Le carnet retrouvé – Mardi 14 novembre 1944 (première partie)

Mardi 14 novembre 1944

Quelle expédition, mais ça y est, j’ai présenté Jean-Baptiste à papa et à maman et comme je le lui disais depuis le début, tout s’est bien passé. Enfin presque. Quand papa nous a vus arriver, son visage s’est décomposé. Il est rentré dans la maison. Il est ressorti ses lunettes sur le nez, il nous a fait un grand sourire et nous a dit d’entrer. Il m’a houspillée. « J’ai cru que tu nous ramenais un GI ou pire, un Tommy ! » Je lui ai demandé s’il pensait que Jean-Baptiste était un prénom anglais.

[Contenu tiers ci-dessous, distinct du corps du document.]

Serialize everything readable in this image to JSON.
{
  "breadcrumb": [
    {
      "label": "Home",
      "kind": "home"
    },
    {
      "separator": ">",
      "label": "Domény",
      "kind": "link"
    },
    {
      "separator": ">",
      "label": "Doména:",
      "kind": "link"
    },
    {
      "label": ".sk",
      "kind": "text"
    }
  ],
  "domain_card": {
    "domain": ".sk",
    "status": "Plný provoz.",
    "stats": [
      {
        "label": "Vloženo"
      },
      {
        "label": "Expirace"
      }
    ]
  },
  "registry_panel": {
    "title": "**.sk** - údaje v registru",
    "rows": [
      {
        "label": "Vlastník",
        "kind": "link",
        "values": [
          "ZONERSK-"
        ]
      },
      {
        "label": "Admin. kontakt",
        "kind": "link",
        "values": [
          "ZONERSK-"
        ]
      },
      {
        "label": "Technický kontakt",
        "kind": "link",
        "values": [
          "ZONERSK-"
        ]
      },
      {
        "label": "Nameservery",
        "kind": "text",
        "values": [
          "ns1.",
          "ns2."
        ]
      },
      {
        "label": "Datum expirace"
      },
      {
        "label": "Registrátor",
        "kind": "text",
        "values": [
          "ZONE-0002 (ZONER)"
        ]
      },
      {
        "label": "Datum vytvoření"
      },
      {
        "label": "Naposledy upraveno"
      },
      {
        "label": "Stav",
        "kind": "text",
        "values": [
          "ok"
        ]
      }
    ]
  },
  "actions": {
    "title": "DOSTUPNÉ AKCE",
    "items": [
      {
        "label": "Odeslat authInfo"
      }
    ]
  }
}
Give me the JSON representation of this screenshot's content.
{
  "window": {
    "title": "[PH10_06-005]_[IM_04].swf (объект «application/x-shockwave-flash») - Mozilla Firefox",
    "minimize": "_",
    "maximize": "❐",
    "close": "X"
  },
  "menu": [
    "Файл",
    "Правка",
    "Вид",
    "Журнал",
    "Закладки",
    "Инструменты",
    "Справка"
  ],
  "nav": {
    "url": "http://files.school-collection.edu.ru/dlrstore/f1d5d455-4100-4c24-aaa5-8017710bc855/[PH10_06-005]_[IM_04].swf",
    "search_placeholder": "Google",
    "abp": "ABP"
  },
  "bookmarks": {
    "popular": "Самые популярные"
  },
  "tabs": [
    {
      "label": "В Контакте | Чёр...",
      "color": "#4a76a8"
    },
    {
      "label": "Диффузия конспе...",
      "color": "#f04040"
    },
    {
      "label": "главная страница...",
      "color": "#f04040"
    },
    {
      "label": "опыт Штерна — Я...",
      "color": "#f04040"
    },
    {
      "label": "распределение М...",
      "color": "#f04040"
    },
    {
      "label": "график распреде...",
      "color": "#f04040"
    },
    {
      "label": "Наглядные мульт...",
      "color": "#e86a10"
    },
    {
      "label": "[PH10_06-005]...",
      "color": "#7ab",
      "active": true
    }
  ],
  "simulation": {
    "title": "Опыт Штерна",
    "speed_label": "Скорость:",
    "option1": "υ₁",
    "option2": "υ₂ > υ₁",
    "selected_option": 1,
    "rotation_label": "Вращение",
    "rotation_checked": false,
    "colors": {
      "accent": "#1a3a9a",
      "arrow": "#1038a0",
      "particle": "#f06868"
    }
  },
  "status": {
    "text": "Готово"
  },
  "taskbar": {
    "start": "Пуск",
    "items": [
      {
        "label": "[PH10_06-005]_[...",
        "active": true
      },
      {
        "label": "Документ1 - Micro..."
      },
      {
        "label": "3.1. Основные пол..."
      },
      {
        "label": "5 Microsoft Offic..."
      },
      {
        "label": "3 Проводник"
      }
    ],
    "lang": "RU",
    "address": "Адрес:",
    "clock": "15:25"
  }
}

– Et comment j’aurais deviné qu’il s’appelle Jean-Baptiste ?

– Mais je vous l’ai écrit !

Papa a eu l’air étonné. Il a enfin tendu sa main à Jean-Baptiste (qui était dans ses petits souliers) « Bienvenue chez nous, Jean-Baptiste ! » Maman était bien embêtée de ne pas avoir préparé de quoi nous recevoir dignement et m’a reproché de débouler à l’improviste. Papa a sorti une bouteille de Calva, la cuvée qu’il réserve pour les grandes occasions « Mise en bouteille avant la naissance de Louise » et nous en a servi un verre.

On trinquait quand on a entendu la sonnette du vélo du facteur. J’avais oublié cette manie qu’il a pour annoncer l’arrivée du courrier. Papa est sorti. Je l’ai entendu s’exclamer « Pour une nouvelle, c’est une nouvelle ! » Il n’était pas encore dans la cuisine qu’il annonçait à maman que « la Louise s’est trouvé un prétendant. Jean-Baptiste qu’il s’appelle. Tiens, lis donc ! » Il a posé ma lettre sur la table en mettant une grande claque dans le dos de Jean-Baptiste.

Maman lui a fait remarquer qu’on avait eu raison, elle et moi, de croire dans la prédiction d’Esméralda et qu’elle avait bel et bien le don de double-vue. Papa a ricané, il a resservi un verre à Jean-Baptiste (mais ni à maman, ni à moi) et il lui a demandé s’il connaissait l’histoire.

Jean-Baptiste a fait une mine de circonstance et il lui a répondu que je lui avais aussi raconté sa fin tragique. « Que veux-tu, mon gars, il doit y avoir un vent spécial par chez nous qui fait que des fois, on sort en oubliant des choses sur le buffet. Tiens, moi c’est mes lunettes ben, Esméralda c’était sa double-vue ! » Il a éclaté de rire en se mettant une claque sur le front avec le plat de sa main. « Paf ! » Maman lui a dit qu’on ne doit pas se moquer de la mort des gens, mais elle sait bien que papa ne l’aimait pas. Une histoire d’avant-guerre (la première), mais je n’en sais pas plus.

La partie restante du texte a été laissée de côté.